Does the Times truly care about liberating smoked weed, or are they instead willing to mask their drive for political power behind a proven youth motivator, regardless of the damage? Are they that cynical, or just careless, as they strive to change the conversation about the President’s woeful record?

Science and medicine are not the only things absent from the վ’ new stance. There is also the question of what has happened to their moral compass. Such a consideration of morality in drug legalization policy is not in fashion today, but is it completely irrelevant?

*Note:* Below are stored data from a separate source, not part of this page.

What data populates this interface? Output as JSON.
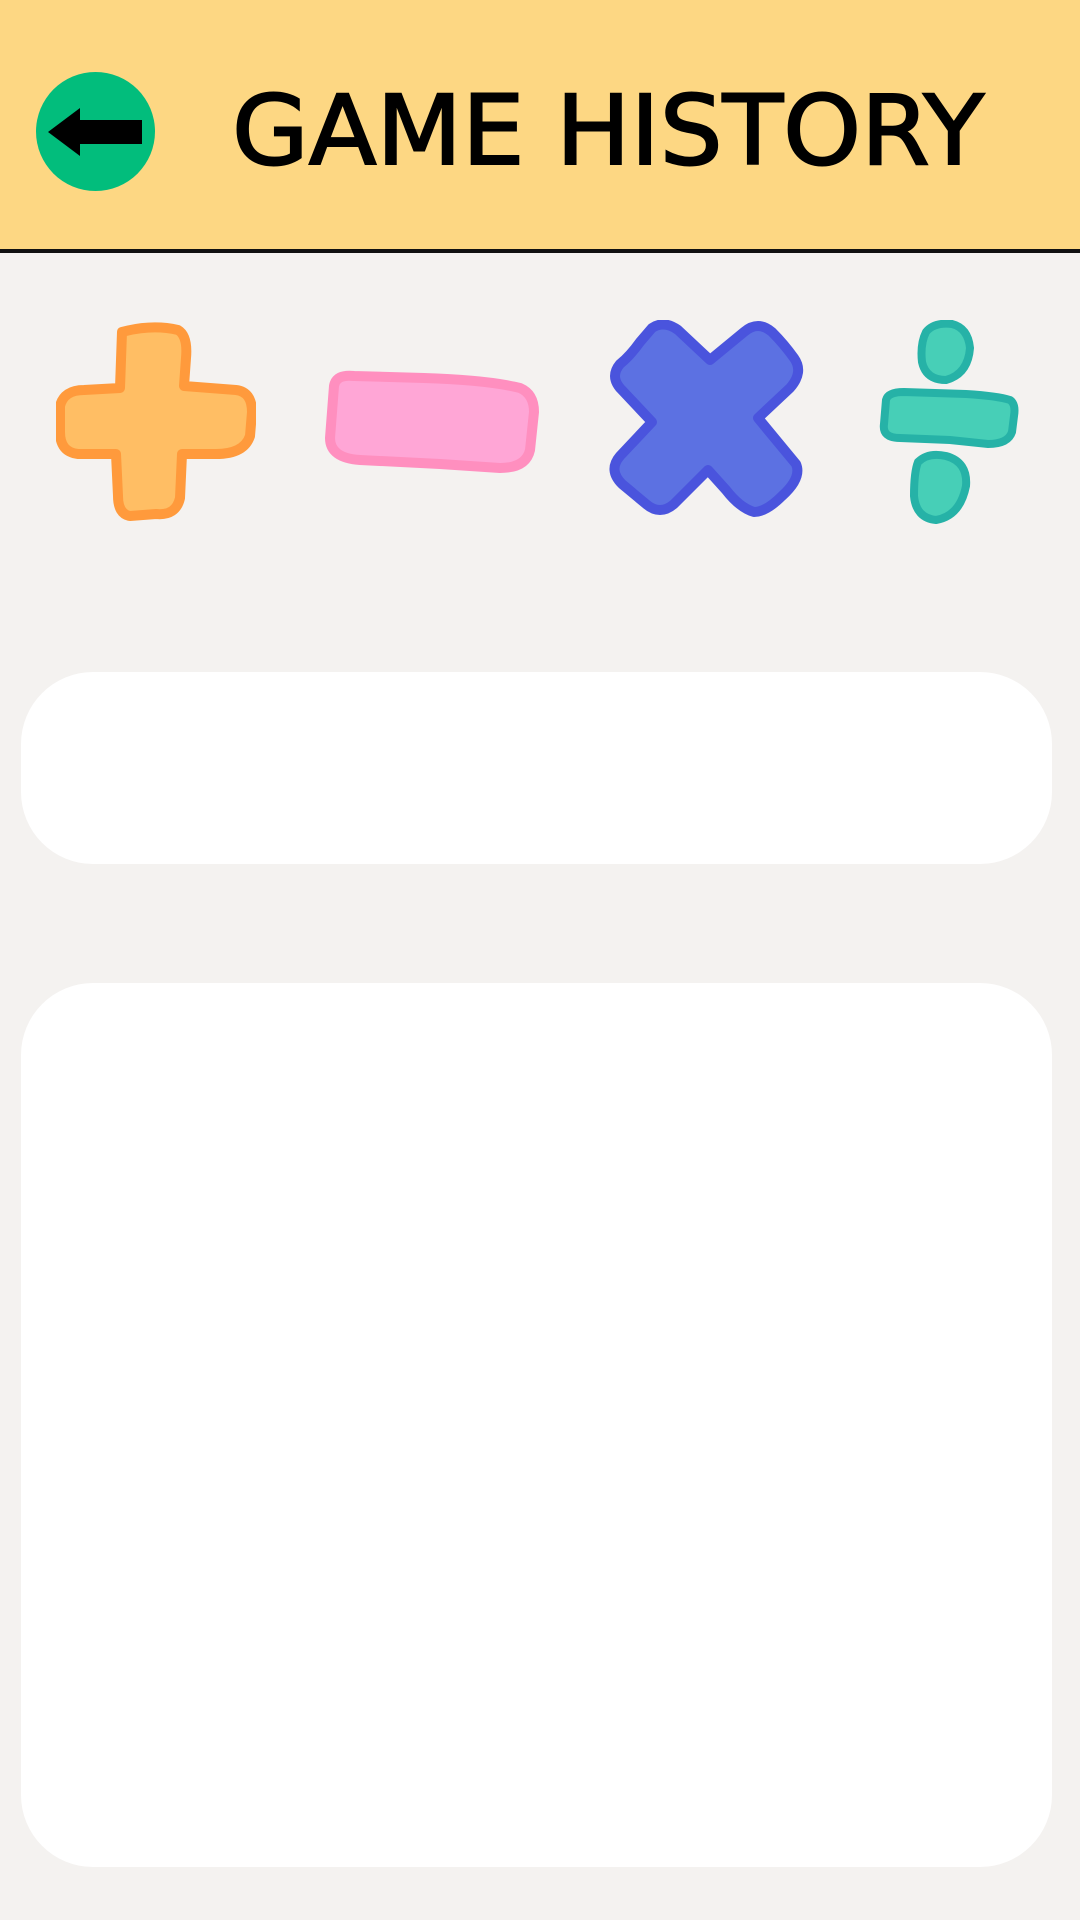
{
  "header": {
    "title": "GAME HISTORY",
    "background_color": "#fdd783",
    "back_button": {
      "icon": "arrow-left-icon",
      "color": "#02bd7c"
    }
  },
  "operations": [
    {
      "name": "plus",
      "icon": "plus-icon",
      "fill": "#ffbe64",
      "stroke": "#ff9a3c"
    },
    {
      "name": "minus",
      "icon": "minus-icon",
      "fill": "#ffa6d6",
      "stroke": "#ff8fbf"
    },
    {
      "name": "multiply",
      "icon": "multiply-icon",
      "fill": "#5c71e2",
      "stroke": "#4a54dd"
    },
    {
      "name": "divide",
      "icon": "divide-icon",
      "fill": "#47cfb7",
      "stroke": "#26b2a7"
    }
  ],
  "panels": {
    "summary": "",
    "history_list": ""
  }
}
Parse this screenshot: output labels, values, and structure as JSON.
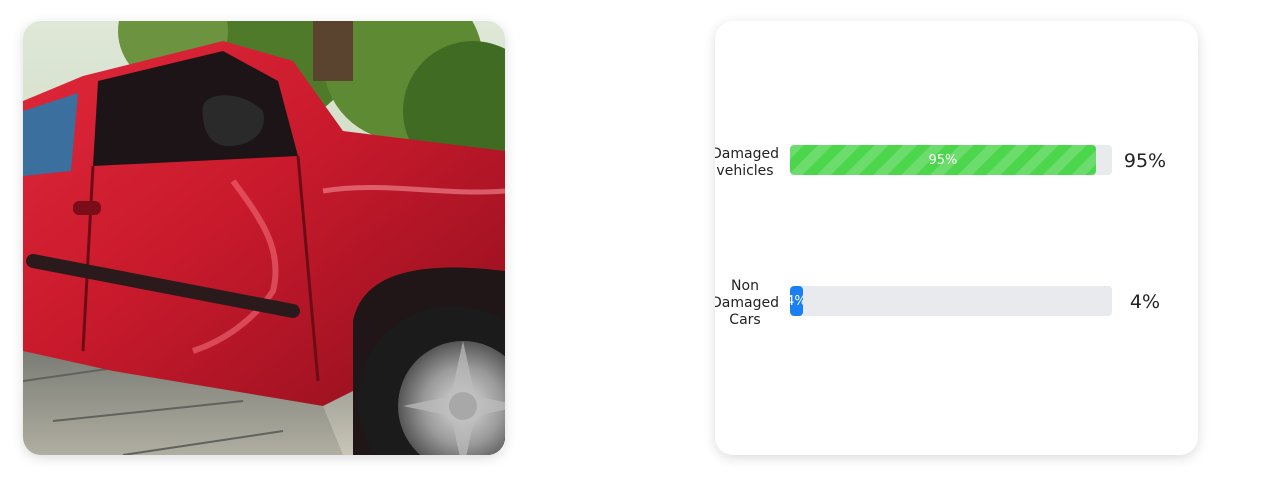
{
  "chart_data": {
    "type": "bar",
    "categories": [
      "Damaged\nvehicles",
      "Non\nDamaged\nCars"
    ],
    "values": [
      95,
      4
    ],
    "bar_labels": [
      "95%",
      "4%"
    ],
    "value_labels": [
      "95%",
      "4%"
    ],
    "colors": [
      "#4cd64c",
      "#1a7ff0"
    ],
    "track_color": "#e8eaed",
    "ylim": [
      0,
      100
    ]
  }
}
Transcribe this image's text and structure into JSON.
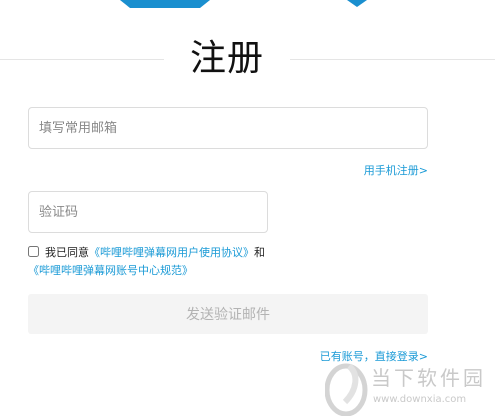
{
  "page": {
    "title": "注册"
  },
  "form": {
    "email_placeholder": "填写常用邮箱",
    "phone_register_link": "用手机注册>",
    "code_placeholder": "验证码",
    "agree_prefix": "我已同意",
    "agreement_link_1": "《哔哩哔哩弹幕网用户使用协议》",
    "agree_and": "和",
    "agreement_link_2": "《哔哩哔哩弹幕网账号中心规范》",
    "send_button_label": "发送验证邮件",
    "login_link": "已有账号，直接登录>"
  },
  "watermark": {
    "brand": "当下软件园",
    "url": "www.downxia.com"
  },
  "colors": {
    "accent": "#1a9ad6",
    "deco_blue": "#1a8fcf",
    "button_bg": "#f4f4f4",
    "button_text": "#b3b3b3"
  }
}
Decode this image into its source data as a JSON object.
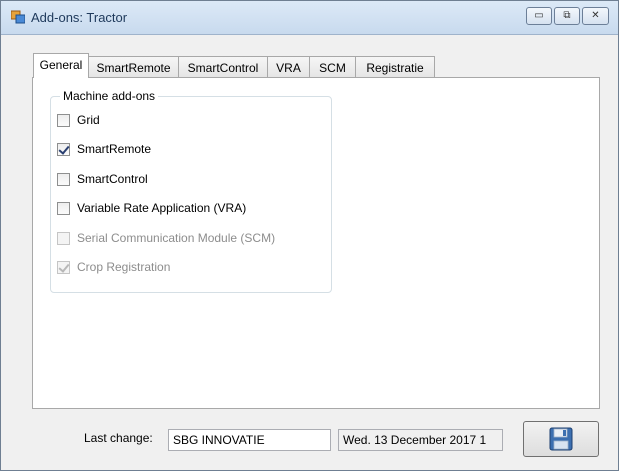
{
  "window": {
    "title": "Add-ons: Tractor",
    "minimize_glyph": "▭",
    "restore_glyph": "⧉",
    "close_glyph": "✕"
  },
  "tabs": [
    {
      "label": "General",
      "active": true
    },
    {
      "label": "SmartRemote",
      "active": false
    },
    {
      "label": "SmartControl",
      "active": false
    },
    {
      "label": "VRA",
      "active": false
    },
    {
      "label": "SCM",
      "active": false
    },
    {
      "label": "Registratie",
      "active": false
    }
  ],
  "group": {
    "label": "Machine add-ons",
    "items": [
      {
        "label": "Grid",
        "checked": false,
        "enabled": true
      },
      {
        "label": "SmartRemote",
        "checked": true,
        "enabled": true
      },
      {
        "label": "SmartControl",
        "checked": false,
        "enabled": true
      },
      {
        "label": "Variable Rate Application (VRA)",
        "checked": false,
        "enabled": true
      },
      {
        "label": "Serial Communication Module (SCM)",
        "checked": false,
        "enabled": false
      },
      {
        "label": "Crop Registration",
        "checked": true,
        "enabled": false
      }
    ]
  },
  "footer": {
    "last_change_label": "Last change:",
    "user_value": "SBG INNOVATIE",
    "date_value": "Wed. 13 December 2017 1"
  },
  "icons": {
    "app": "app-window-icon",
    "save": "floppy-disk-icon"
  },
  "colors": {
    "titlebar": "#dce9f7",
    "check": "#2a3f71",
    "save_icon": "#3c6fb0"
  }
}
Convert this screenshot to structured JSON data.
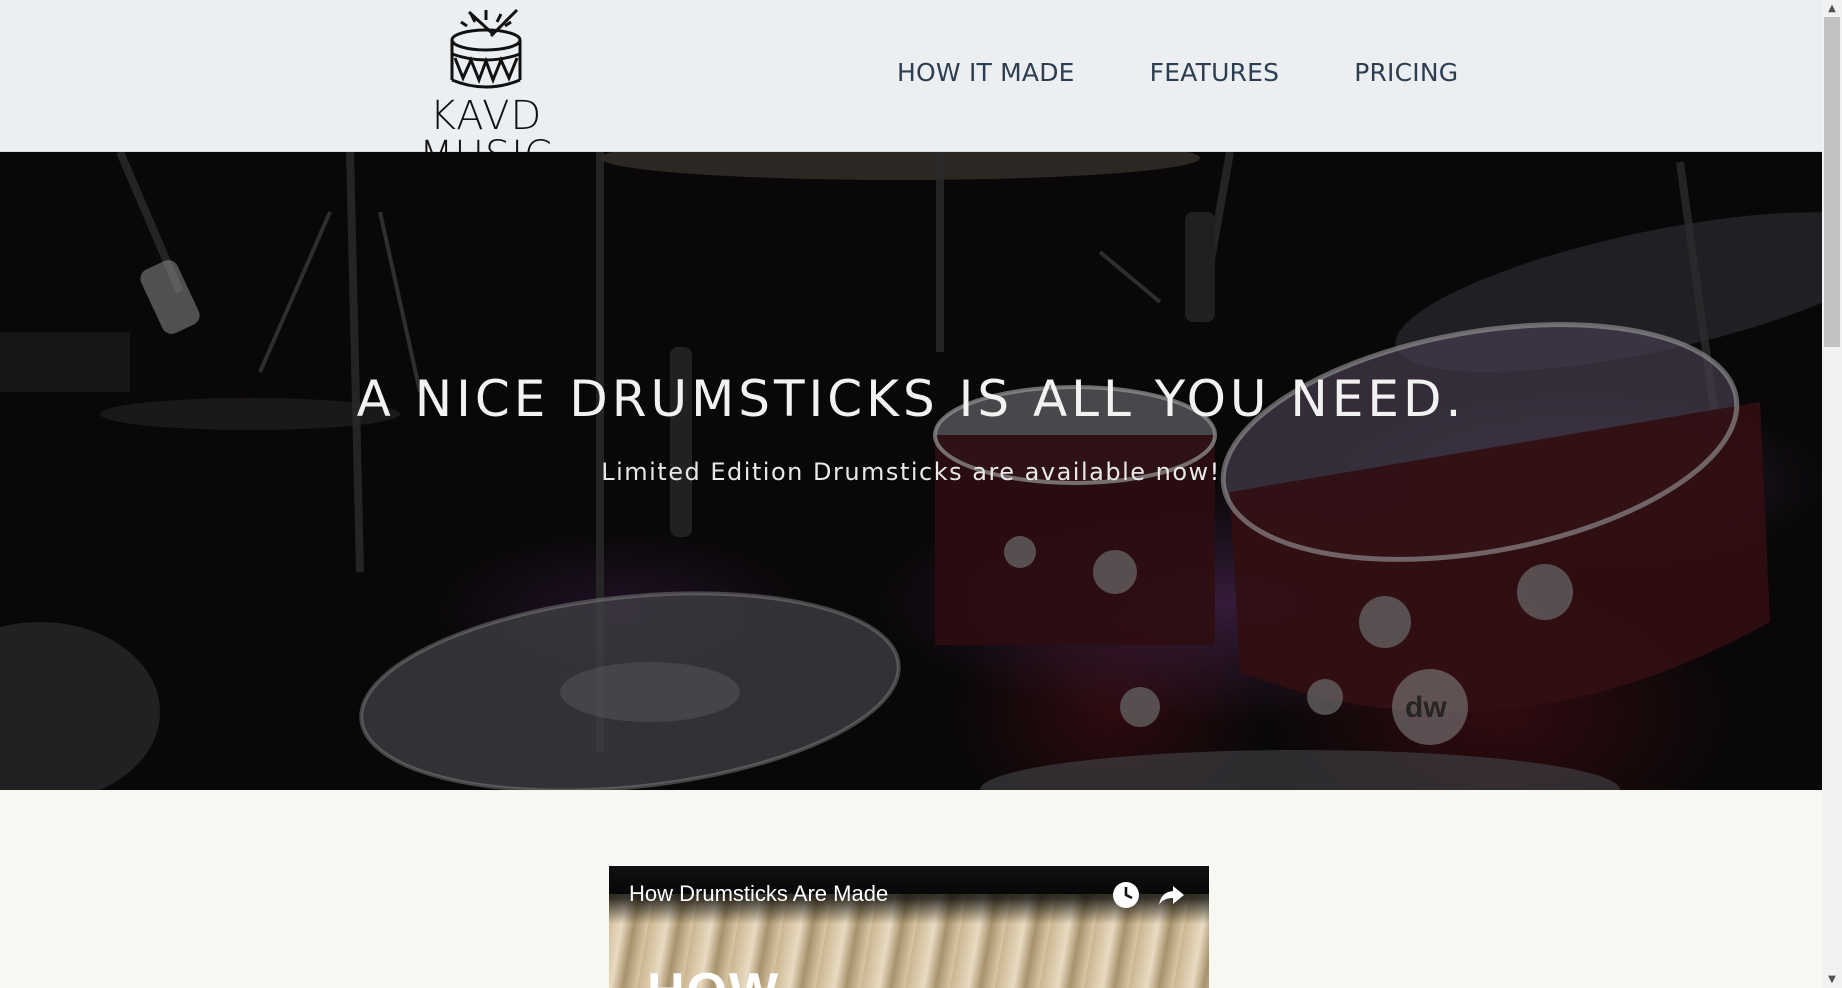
{
  "header": {
    "logo_text": "KAVD MUSIC",
    "nav": [
      {
        "label": "HOW IT MADE"
      },
      {
        "label": "FEATURES"
      },
      {
        "label": "PRICING"
      }
    ]
  },
  "hero": {
    "title": "A NICE DRUMSTICKS IS ALL YOU NEED.",
    "subtitle": "Limited Edition Drumsticks are available now!"
  },
  "video": {
    "title": "How Drumsticks Are Made",
    "overlay_text": "HOW",
    "icons": [
      "watch-later-icon",
      "share-icon"
    ]
  },
  "colors": {
    "header_bg": "#eceff1",
    "nav_text": "#2c3e50",
    "page_bg": "#f7f8f2",
    "hero_bg": "#0c0a0b"
  }
}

July 29, 2014 marks the 181st. anniversary of the death of William Wilberforce, the moral compass and passionate crusader behind the abolition of slavery. Is there any justification for invoking the servitude and dehumanization of slavery in the same terms as drug addiction? It was once thought so. In fact, a compelling essay unabashedly makes the parallel explicit:

__“The form of slavery under discussion is drug addiction. It does not have every characteristic of more traditional forms of bondage. But they have enough in common to make the comparison morally valid - and the campaign for drug legalization morally disgusting. … Like plantation slavery, drug addiction is passed on from generation to generation. And this may be the most important similarity: like plantation slavery, addiction can destroy among its victims the social resources most valuable to free people for their own betterment - family life, family traditions, family values….__

__In plantation-time America, mothers were taken from their children. In drug-time America, mothers abandon their children. Do the children suffer less, or the mothers?__

__Anti-abolitionists argue that legalization would make drugs so cheap and available that the profit for crime would be removed. Well-supplied addicts would be peaceful addicts. We would not waste billions for jails and could spend some of the savings helping the addicted become drug-free.__

__That would happen at the very time that new millions of Americans were being enticed into addiction by legalization - somehow.__

__Are we really foolish enough to believe that tens of thousands of drug gang members would meekly steal away, foiled by the marvels of the free market?__

__Not likely. The pushers would cut prices, making more money than ever from the ever-growing mass market. They would immediately increase the potency and variety beyond anything available at any Government-approved narcotics counters. Crime would increase. Crack produces paranoid violence. More permissiveness equals more use equals more violence. And what will legalization do to the brains of Americans drawn into drug slavery by easy availability?__

__Then why do a number of writers and academicians, left to right, support it? … Perhaps the answer is that the legalizers are not dealing with reality in America. I think the reason has to do with class…. The anti-abolitionists, virtually all white and well-to-do, do not see or do not care (about the damage to minority communities). Either way they show symptoms of the callousness of class. That can be a particularly dangerous social disorder.”__

Pretty outrageous stuff, though it does make for compelling comparisons to our current legalization debate. It was written in September, 1989, as a column in the New York Times under the title: “On My Mind: The Case For Slavery.” The author was A. M. Rosenthal. We are unlikely to see his kind of moral compass any longer. That is to our disadvantage.